A couple of thoughts here, after having had a bit of time to chew on this: Feliz looked absolutely fantastic on Tuesday, then looked decidedly worse on Wednesday with worse command, fastball velocity, tightness on the breaking ball -- the whole nine yards. He also put in a lot of work on Tuesday, so it's pretty easy to arrive at the conclusion that he was fatigued, that he was full of it when he said his arm felt "good" (of course, pitchers are very rarely ever forthright about the condition of their arms at any given time), and that running him out there again so soon after such a heavy workload the night before was a recipe for disaster, with the blood from this loss being all over Ron Washington's and Mike Maddux's hands.
That's the easy conclusion. Now, there's this to consider: correlation does not equal causation. You know this, I know this, we all know this. Moreover, Feliz has looked completely out of sorts on more than one occasion this season even with the benefit of full rest. I do think there's a fairly good chance that fatigue and Feliz's struggles were interrelated, but that is not necessarily the case -- and one of the other things we have to consider when thinking about this is the lack of trust that Washington and Maddux have towards everyone in the bullpen not named Feliz. Michael Kirkman, Darren Oliver (who finished out the ninth inning), Arthur Rhodes, and possibly Yoshinori Tateyama were available to go in place of Feliz, yet Oliver was probably the only pitcher that they would have entrusted such a ninth-inning save opportunity to, and Houston had a near-full complement of right-handed hitters coming up that probably rendered that alternative unpalatable from a tactical standpoint.

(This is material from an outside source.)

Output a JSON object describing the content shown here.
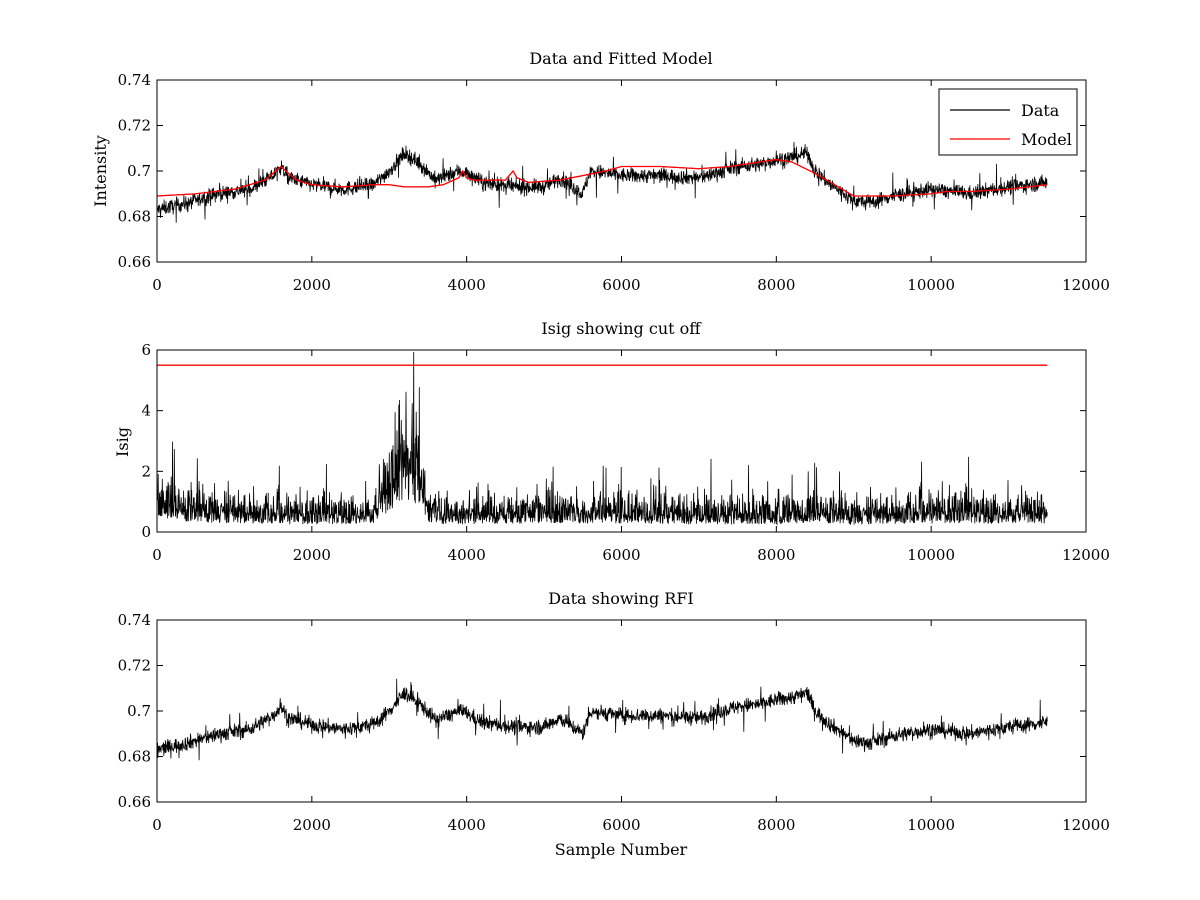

In three more weeks' time, the Rangers could have a completely overhauled bullpen with Darren O'Day, Tanner Scheppers, Scott Feldman, and Tommy Hunter occupying four of the seven relief spots, but even then there will likely be a cloud of doubt looming over the bullpen because of Feliz's constant one-step-forward, two-step-back act and the reality that there isn't a battle-tested ninth-inning man behind him to soak up save opportunities on occasions when he should be resting. I strongly suspect we'll see a trade for a late-inning power reliever in the next 35-40 days, but I'm also really and truly beginning to wonder if said reliever is going to end up being a closer, or at least somebody with closing experience (Heath Bell, Joel Hanrahan, Leo Nunez, Francisco Rodriguez, etc.), in spite of the inherent lack of efficiency and, as Adam wrote about already, the wastefulness involved in paying extra for that particular "quality."
And that, for today at least, is all I have to say about that.